Ugh I know 4chan won't understand my tranny-fag ass but it's a feels thread so whatever

>be me growing up (F)
>poor family, moms a druggy whore
>dad moved away 6+ hours when I was born
>still comes to visit, he's my idol
>finally he gets custody of me
>move to Cali
>learn about jfash
>welp here comes my emo kawaii desu desu phase
>gets made fun of constantly for acting like a boy or looking like a lesbian
>becomes very insecure so I start starving myself to be pretty desu
>move to Colorado
>still getting "you look like a lesbian haha you have a dick!!!!1" jokes
>years later I realize I'm non-binary
>accept my manish attitude
>never outgrew my jfash love

I love presenting as a high femme woman, and I consider myself sapphic wlw but I know the moment I bring up I'm trans to anyone who doesn't know me I'll get bombarded with "wow I couldn't even tell!" As in "wow you used to be a dude?!!'"
>activate intense dysphoria
I just want to look pretty as fuck, my Frills are one of the only things left in my life that give me real purpose.
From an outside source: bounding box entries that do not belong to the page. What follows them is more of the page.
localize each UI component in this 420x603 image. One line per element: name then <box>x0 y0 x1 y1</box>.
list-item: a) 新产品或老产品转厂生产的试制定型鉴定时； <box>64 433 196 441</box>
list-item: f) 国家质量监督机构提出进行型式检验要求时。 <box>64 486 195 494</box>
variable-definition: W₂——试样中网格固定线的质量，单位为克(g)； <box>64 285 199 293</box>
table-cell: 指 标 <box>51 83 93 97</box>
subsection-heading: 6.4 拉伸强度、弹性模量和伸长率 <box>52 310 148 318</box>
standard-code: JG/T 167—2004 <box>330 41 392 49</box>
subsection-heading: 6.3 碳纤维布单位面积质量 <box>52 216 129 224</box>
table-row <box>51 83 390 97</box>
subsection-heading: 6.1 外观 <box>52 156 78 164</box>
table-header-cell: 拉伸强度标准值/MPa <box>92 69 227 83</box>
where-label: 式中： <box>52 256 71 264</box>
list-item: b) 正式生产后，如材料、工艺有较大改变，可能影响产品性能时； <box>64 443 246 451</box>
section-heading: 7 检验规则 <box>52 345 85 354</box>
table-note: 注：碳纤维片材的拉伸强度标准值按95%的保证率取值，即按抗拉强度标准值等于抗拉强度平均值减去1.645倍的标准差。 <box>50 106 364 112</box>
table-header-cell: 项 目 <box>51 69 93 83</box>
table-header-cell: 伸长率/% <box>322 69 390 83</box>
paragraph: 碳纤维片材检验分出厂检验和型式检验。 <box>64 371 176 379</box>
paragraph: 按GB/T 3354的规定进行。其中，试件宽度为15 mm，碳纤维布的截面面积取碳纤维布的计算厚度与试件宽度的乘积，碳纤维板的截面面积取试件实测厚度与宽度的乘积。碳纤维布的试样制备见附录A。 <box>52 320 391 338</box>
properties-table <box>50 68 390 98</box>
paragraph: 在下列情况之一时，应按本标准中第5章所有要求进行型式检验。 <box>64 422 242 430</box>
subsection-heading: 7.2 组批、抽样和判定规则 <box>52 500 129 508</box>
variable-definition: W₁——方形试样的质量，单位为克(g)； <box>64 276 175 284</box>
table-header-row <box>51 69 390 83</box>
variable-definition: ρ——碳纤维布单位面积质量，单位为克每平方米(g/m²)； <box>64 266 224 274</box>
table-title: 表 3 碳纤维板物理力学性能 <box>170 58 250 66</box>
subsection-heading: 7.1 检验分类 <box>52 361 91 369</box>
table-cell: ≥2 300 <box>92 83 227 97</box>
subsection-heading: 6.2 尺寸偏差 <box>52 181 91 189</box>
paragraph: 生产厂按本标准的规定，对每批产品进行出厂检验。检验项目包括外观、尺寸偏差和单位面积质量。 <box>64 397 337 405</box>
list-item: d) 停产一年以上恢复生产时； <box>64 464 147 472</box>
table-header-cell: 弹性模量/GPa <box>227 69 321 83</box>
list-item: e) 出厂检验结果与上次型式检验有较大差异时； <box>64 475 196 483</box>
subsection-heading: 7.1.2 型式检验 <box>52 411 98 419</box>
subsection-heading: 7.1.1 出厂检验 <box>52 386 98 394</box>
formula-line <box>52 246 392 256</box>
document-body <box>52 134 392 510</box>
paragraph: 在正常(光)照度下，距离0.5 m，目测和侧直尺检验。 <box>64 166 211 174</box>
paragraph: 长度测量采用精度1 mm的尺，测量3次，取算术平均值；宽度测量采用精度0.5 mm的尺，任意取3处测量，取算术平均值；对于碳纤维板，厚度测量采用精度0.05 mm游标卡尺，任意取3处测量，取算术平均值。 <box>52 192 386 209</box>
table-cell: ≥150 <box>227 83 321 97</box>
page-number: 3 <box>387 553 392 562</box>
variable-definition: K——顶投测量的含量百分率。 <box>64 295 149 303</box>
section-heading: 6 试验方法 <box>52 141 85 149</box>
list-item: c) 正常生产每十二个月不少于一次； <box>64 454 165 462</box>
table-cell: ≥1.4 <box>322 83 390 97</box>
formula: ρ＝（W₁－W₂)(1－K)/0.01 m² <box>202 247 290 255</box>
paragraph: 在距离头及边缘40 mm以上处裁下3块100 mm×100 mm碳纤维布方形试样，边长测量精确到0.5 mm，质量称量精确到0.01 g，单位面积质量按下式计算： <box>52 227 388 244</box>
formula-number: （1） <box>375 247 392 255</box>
I've been actually taking care of myself since I started wearing lolita, and I started losing actual weight because I have a goal finally. I know I shouldn't care what others think but I don't want potential friends or comm members thinking I'm some a tumblr fuckhead who thinks being a cat is a gender. I just don't id with entirely male or female, does that mean I can't like inherently effeminate or masculine things?

I don't know I needed to get my thoughts out. It makes me sad I'm not entirely welcomed for something I can't really help.